My own development-oriented involvement began around the time when the Cold War was heating up. The earliest of these involvements began with a leading edge discovery in Christian Science that I was privileged to know about, that led to years of subsequent research work and further discoveries along the same line. The original discovery was made in the early 1980s in North Vancouver, where I lived. A number of revolutionary aspects relating to the development of Christian Science came to light that had the potential to totally change the way Christian Science was understood, to advance it to a higher level. (see Christian Science) Over the course of the subsequent 15 years the principles underlying the earlier discoveries were explored in depth. The result of this work and its application to the advance of civilization is now documented in the research book series, Discovering Infinity, which has been made available after many years research and writing, working deep into the night (see Discovering Infinity).

What matters to me is what we can learn from the great pioneers of humanity to enrich our world, to strengthen our nations, to secure peace, and foster the economic, spiritual, and cultural development of our societies in an environment of universal love.
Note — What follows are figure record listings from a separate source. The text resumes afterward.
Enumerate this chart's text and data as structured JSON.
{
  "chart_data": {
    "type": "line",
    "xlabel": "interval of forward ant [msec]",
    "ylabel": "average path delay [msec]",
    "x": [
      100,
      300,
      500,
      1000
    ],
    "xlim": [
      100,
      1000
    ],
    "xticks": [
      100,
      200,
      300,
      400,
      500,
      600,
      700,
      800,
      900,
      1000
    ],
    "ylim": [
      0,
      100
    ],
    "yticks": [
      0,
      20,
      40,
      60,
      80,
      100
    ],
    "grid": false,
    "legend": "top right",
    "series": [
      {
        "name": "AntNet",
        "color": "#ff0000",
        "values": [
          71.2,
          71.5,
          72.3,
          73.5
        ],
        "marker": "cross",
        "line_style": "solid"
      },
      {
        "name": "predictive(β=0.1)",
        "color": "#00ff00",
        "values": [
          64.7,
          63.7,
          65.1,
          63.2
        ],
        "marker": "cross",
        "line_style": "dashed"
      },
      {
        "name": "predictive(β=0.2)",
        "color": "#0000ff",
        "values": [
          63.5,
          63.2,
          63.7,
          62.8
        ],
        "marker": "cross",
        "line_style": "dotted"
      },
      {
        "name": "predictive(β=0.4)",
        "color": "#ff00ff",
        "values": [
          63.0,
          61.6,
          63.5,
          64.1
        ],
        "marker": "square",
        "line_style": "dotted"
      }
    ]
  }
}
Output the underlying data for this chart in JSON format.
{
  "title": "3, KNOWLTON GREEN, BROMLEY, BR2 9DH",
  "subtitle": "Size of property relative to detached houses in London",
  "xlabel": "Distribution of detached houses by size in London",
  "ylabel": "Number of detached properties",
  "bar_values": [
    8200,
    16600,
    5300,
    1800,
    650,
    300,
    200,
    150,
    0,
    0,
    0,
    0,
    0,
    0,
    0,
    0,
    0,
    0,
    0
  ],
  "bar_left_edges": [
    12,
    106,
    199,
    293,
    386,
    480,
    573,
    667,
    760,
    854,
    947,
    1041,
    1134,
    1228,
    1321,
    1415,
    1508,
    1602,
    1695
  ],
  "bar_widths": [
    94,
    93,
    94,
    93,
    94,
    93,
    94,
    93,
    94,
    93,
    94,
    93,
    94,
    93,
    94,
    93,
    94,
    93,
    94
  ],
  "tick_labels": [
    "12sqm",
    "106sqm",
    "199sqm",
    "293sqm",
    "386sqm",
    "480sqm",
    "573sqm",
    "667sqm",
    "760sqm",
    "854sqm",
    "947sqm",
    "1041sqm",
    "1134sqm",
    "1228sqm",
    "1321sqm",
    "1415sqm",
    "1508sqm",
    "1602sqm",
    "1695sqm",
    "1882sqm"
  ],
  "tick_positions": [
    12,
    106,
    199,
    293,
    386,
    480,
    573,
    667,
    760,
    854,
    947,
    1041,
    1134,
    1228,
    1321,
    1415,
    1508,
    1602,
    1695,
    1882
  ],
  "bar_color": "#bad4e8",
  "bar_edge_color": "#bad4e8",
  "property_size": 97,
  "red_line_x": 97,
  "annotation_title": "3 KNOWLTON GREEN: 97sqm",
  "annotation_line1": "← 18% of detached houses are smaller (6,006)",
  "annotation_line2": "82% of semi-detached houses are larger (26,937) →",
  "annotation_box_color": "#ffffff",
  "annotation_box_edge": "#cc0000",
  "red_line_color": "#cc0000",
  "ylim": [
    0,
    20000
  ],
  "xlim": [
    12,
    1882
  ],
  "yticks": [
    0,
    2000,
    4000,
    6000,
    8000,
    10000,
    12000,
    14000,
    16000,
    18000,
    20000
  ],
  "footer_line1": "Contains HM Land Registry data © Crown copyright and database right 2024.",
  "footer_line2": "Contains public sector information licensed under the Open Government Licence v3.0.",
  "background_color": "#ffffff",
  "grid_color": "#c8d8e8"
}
But science alone is too dry to relate to human living at the grassroots level at our home gate. Still, it needs to apply, in order that our civilization might be uplifted by it, especially at the current critical period where so much is at stake. For this reason I have written a series of 12 novels on the subject of the Principle of Universal Love. (see The Lodging for the Rose) All novels are made accessible for free online as they reflect the critical nature of the challenge we face to maintain our civilization in the face fascism, social isolation, violence, war, and economic disintegration. 

It is my hope that with all the work done, and yet to be done, a contribution might be made to bring back the light of our humanity to our world that has been gradually getting darker and become more precarious. Bringing light to the world is a challenge that we all own as human beings, and to enrich this world that is still, in spite of all the problems that we face, a marvel in the universe of Life.